We’ve seen how the invention of writing changed the human world utterly. With writing, we could preserve, record and shape our stories, communicate our ideas and extend the significance of our lives beyond their end. Writing gave us our history.
Over the 5,000 years since writing was invented, hundreds of different languages have been written in hundreds of different scripts. For the vast majority of this time, everything was written by hand. But nearly 600 years ago there was a revolution in writing technology which changed, not just the face of writing, but the whole world. In the mid fifteenth century a man called Johannes Gutenberg invented a mechanical way of making books. His development of movable type printing started the printing revolution and is widely regarded as the most important event of the modern period.
Gutenberg’s achievement wasn’t that he was the single genius who invented printing in one inspired moment. Forms of printing had been used in different parts of the world long before Gutenberg came along. The Chinese had been working with type carved into wood and bronze for centuries. They had also invented paper made from a pulp of water and discarded rags which was then pressed into sheets for writing or printing on.
In the British Museum there’s a copy of the Diamond Sutra , one of the most sacred Buddhist texts and the world’s earliest complete survival of a dated printed book. The original was made in 868 and hidden for centuries in a sealed-up cave in north-west China. It’s made from seven strips of yellow-stained paper which were printed from carved wooden blocks and pasted together to form a scroll over 5 metres long.
Diamond Sutra , the oldest surviving printed book
Later on, the Chinese developed a movable type system using porcelain characters, and in the thirteenth century the Koreans were already experimenting with metal movable type made out of copper. The screw press, which Gutenberg refined and developed, had also been around for centuries to press grapes and impress patterns on textile.
What Gutenberg did was to combine different crucial elements and adapt them.

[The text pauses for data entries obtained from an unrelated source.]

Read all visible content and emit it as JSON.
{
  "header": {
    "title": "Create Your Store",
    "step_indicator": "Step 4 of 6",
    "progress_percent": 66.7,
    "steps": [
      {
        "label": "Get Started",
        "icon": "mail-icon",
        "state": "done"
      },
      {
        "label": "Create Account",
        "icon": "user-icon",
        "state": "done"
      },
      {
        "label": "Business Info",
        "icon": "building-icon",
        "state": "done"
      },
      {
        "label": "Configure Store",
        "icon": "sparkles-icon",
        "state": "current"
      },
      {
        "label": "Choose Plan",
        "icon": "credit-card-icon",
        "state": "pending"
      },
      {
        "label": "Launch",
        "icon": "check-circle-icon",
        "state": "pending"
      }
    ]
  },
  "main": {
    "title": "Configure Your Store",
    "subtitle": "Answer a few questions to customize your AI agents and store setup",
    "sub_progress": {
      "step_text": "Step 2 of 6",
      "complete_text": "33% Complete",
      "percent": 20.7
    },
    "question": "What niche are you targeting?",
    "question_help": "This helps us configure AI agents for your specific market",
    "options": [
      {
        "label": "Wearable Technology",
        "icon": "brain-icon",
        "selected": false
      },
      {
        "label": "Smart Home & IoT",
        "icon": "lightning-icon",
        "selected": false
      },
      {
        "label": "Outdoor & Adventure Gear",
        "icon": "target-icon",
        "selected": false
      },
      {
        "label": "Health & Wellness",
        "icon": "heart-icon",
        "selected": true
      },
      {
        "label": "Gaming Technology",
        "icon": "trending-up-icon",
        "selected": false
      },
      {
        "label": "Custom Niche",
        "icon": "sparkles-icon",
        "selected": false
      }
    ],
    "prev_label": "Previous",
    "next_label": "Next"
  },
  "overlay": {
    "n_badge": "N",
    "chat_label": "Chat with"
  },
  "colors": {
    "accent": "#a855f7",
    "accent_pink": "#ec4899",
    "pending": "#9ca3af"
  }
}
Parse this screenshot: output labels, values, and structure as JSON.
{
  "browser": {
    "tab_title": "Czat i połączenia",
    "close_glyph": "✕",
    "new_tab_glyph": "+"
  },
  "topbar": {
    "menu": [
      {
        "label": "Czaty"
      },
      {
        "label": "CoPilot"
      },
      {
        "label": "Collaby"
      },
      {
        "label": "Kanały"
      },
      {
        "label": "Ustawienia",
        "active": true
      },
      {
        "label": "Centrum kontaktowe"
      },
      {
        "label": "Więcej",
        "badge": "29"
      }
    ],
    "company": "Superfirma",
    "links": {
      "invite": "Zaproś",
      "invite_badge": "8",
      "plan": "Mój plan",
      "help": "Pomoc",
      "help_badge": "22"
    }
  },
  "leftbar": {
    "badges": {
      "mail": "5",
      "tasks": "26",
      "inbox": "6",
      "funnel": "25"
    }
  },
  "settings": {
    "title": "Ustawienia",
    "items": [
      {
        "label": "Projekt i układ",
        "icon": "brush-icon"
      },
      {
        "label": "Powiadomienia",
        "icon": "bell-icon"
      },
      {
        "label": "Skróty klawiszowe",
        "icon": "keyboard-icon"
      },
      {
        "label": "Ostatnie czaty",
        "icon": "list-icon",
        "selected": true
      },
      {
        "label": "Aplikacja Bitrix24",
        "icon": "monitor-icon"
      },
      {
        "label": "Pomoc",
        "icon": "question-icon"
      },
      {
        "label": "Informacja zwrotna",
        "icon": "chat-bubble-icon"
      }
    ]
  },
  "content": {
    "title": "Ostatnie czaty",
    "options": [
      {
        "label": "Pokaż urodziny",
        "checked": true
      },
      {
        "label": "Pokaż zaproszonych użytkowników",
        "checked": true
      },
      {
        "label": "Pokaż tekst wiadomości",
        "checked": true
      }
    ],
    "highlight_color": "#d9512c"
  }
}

He invented a process for mass-producing movable type — the individual pieces of type in metal, one for each character of the alphabet, punctuation and other signs, which could be set up to be printed on a printing press, and then reused over and over again. He used new oil-based instead of water-based ink. And he had the radical idea of using the traditional agricultural screw press for printing; up to then, impressions had been made from stamps or wood blocks, by pressing them on to paper or cloth or by putting paper on top of them and then rubbing to get an impression.
He brought these techniques together into a practical system which, as it developed, became increasingly efficient, economically viable and fast. In doing so he laid the foundation for mass production of books in Europe.
His printing press, which was in operation by 1450, played a key role in the development of the Renaissance, Reformation and the scientific revolution because it made possible the spread of learning and the sharing of knowledge on a huge scale. The written word escaped from the quill pens of the monks in their scriptorium and took flight out into the wide world.